Reduction of approximately 77% in cholesterol by MCD on LMH cell membranes did not influence toxin binding to cells and oligomer formation (Fig. 4 and Table 1). In our previous study, we have reported that similar levels of cholesterol removal reduced oligomerization of C. Septicum alpha-toxin [8]. Therefore, if cholesterol is involved in the binding to cells and oligomerization of NetB, there should be some change in the amount of monomer and oligomer molecules in the MCD-treated group. A similar finding was noted in a report where toxicity of a viral toxin to swine enterocytes was not reduced after extraction of cholesterol with MCD from the cell membranes [9]. However, a study conducted by Savva et al. has reported that oligomerization of NetB was reduced by cholesterol depletion with 2-methyl-2,4-pentanediol (MPD) on liposome membranes [20]. In this report, NetB and MPD were simultaneously inoculated on cholesterol-containing liposomes. On the other hand, in our study, we previously treated LMH cells with MCD to reduce cholesterol before toxin treatment and then examined cell binding and oligomerization of NetB. This difference in experimental methods may affect the results. As we observed that NetB localized in the non-lipid raft region and its oligomerization was independent of cholesterol, there may be components other than cholesterol and raft proteins critically involved in the binding of this NetB toxin. We analyzed the localization of the NetB binding molecules on LMH cells, and our results showed that the monomers and oligomers of NetB were recovered from fractions in the non-lipid raft regions marked with the absence of lipid raft marker caveolin-1. Since the toxicity of NetB is highly limited to birds, it has very high species specificity. On the other hand, cholesterol and sphingolipid on cell membranes are not different among animal species. Therefore, the molecules on cell membranes related to the pathogenicity of NetB may possess avian specific structures. Further studies on the structural and functional analysis of NetB-bound molecules are needed to unambiguously establish their roles in the pore-forming mechanism of NetB.

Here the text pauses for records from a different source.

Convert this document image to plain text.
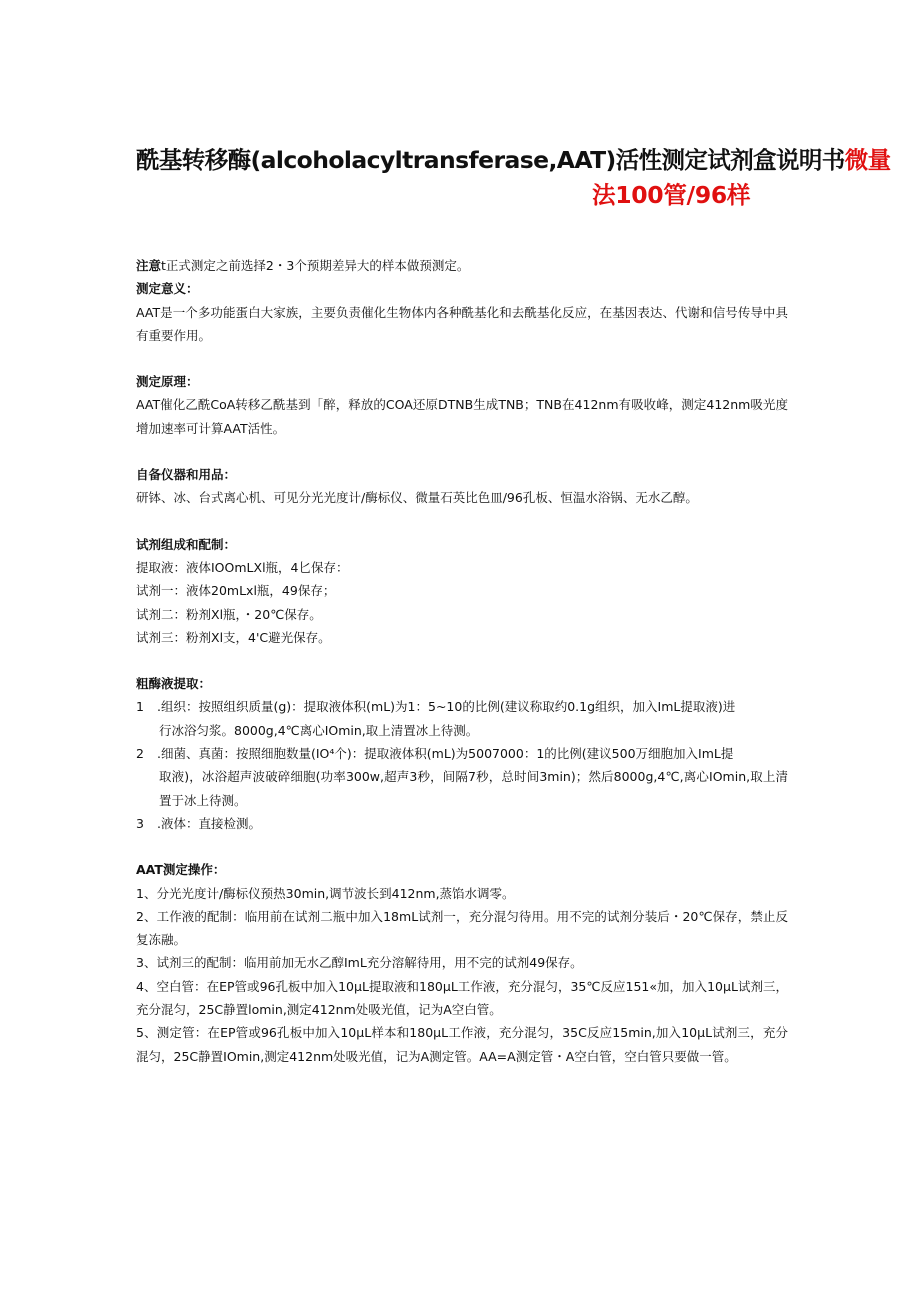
酰基转移酶(alcoholacyltransferase,AAT)活性测定试剂盒说明书微量
法100管/96样

注意t正式测定之前选择2・3个预期差异大的样本做预测定。

测定意义：

AAT是一个多功能蛋白大家族，主要负责催化生物体内各种酰基化和去酰基化反应，在基因表达、代谢和信号传导中具有重要作用。

测定原理：

AAT催化乙酰CoA转移乙酰基到「醉，释放的COA还原DTNB生成TNB；TNB在412nm有吸收峰，测定412nm吸光度增加速率可计算AAT活性。

自备仪器和用品：

研钵、冰、台式离心机、可见分光光度计/酶标仪、微量石英比色皿/96孔板、恒温水浴锅、无水乙醇。

试剂组成和配制：

提取液：液体IOOmLXl瓶，4匕保存：

试剂一：液体20mLxl瓶，49保存；

试剂二：粉剂Xl瓶，・20℃保存。

试剂三：粉剂Xl支，4'C避光保存。

粗酶液提取：

1	.组织：按照组织质量(g)：提取液体积(mL)为1：5~10的比例(建议称取约0.1g组织，加入ImL提取液)进

行冰浴匀浆。8000g,4℃离心IOmin,取上清置冰上待测。

2	.细菌、真菌：按照细胞数量(IO⁴个)：提取液体积(mL)为5007000：1的比例(建议500万细胞加入ImL提

取液)，冰浴超声波破碎细胞(功率300w,超声3秒，间隔7秒，总时间3min)；然后8000g,4℃,离心IOmin,取上清置于冰上待测。

3	.液体：直接检测。

AAT测定操作：

1、分光光度计/酶标仪预热30min,调节波长到412nm,蒸馅水调零。

2、工作液的配制：临用前在试剂二瓶中加入18mL试剂一，充分混匀待用。用不完的试剂分装后・20℃保存，禁止反复冻融。

3、试剂三的配制：临用前加无水乙醇ImL充分溶解待用，用不完的试剂49保存。

4、空白管：在EP管或96孔板中加入10μL提取液和180μL工作液，充分混匀，35℃反应151«加，加入10μL试剂三，充分混匀，25C静置lomin,测定412nm处吸光值，记为A空白管。

5、测定管：在EP管或96孔板中加入10μL样本和180μL工作液，充分混匀，35C反应15min,加入10μL试剂三，充分混匀，25C静置IOmin,测定412nm处吸光值，记为A测定管。AA=A测定管・A空白管，空白管只要做一管。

In conclusion, the cytotoxicity of NetB occurs on non-raft and non-cholesterol regions rather than in raft areas on cell membranes. Our data offer a novel insight into the role of NetB toxin in host-pathogen interactions, and this knowledge could be used to devise effective control measures against NE. Further experiments are in progress to study the characteristics of the binding molecules involved in the pore formation mechanism of NetB.

POTENTIAL CONFLICTS OF INTEREST. The authors have nothing to disclose.